The General Data Protection Regulation comes into force on 25 May 2018. There is much for businesses to do in order to get ready. The following steps will represent a good start:  

1. Ensure that the decision makers in your organisation know about the new regulations.  

2. Designate someone in your business to take responsibility for compliance.  

3. Make sure that the individual you have appointed can give good answers, backed up by an evidential trail, if required to do so. 

4. Start documenting the data you hold, where it came from and who you share it with.  

5. Identify the basis for your processing data. Write it down. 

6. Consider a Data Protection Impact Assessment  

7. Review your privacy notices. Ensure that you say:

  • Who you are
  • How you intend to use their data
  • What your lawful basis for processing it is
  • How long you will retain the data, and
  • That the data subject has the right to complain to the Information Commissioner’s Office if there is a problem.

8. Review how you seek consent from data subjects.

9. Check that you have a system for verifying users’ ages.  

10. Look at the consents you have now. You do not have to renew every consent. 

11. Check how you make a record of each consent and how you manage consents in the future. 

12. Check your procedures to ensure that you can fulfil the following rights which data subjects have:

  • To be informed what data you are holding
  • To access their data
  • To rectify data if it is incorrect
  • To erase their data
  • To restrict processing of their data
  • To take their data away.
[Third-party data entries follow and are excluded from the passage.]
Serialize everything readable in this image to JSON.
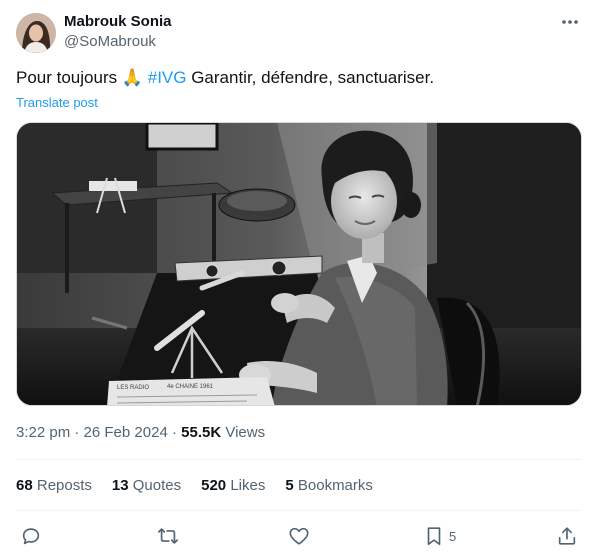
{
  "author": {
    "display_name": "Mabrouk Sonia",
    "handle": "@SoMabrouk"
  },
  "tweet": {
    "text_before": "Pour toujours 🙏 ",
    "hashtag": "#IVG",
    "text_after": " Garantir, défendre, sanctuariser.",
    "translate_label": "Translate post"
  },
  "media": {
    "print_line_1": "LES RADIO",
    "print_line_2": "4e CHAINE 1961"
  },
  "meta": {
    "time": "3:22 pm",
    "separator": "·",
    "date": "26 Feb 2024",
    "views_count": "55.5K",
    "views_label": "Views"
  },
  "stats": {
    "reposts_count": "68",
    "reposts_label": "Reposts",
    "quotes_count": "13",
    "quotes_label": "Quotes",
    "likes_count": "520",
    "likes_label": "Likes",
    "bookmarks_count": "5",
    "bookmarks_label": "Bookmarks"
  },
  "actions": {
    "bookmark_count": "5"
  },
  "colors": {
    "accent": "#1d9bf0",
    "text_primary": "#0f1419",
    "text_secondary": "#536471",
    "divider": "#eff3f4"
  },
  "icons": [
    "more-icon",
    "reply-icon",
    "repost-icon",
    "like-icon",
    "bookmark-icon",
    "share-icon"
  ]
}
They have a right to receive a copy of their data in electronic form so that they can, for example, load it onto another computer.
  • To object to data processing, and
  • Not to be subject to automated decision-making.

13. Where you share data with third parties, review your contracts with those third parties. Get those third parties in the agreements to promise that they will handle your data appropriately and will indemnify you for any problems they cause. 

14. Look at your procedures for Subject Access Requests. If you do decide to refuse, you must say so within a month. 

15. Check that you have procedures in place to detect data breaches.  

16. If your business operates in more than one EU member state, check which is your lead supervisory authority. 

17. Check your technical measures designed to protect your data security are at the cutting edge of technology. 

If you follow all of the above measures, you should be well set for compliance with the new regulation.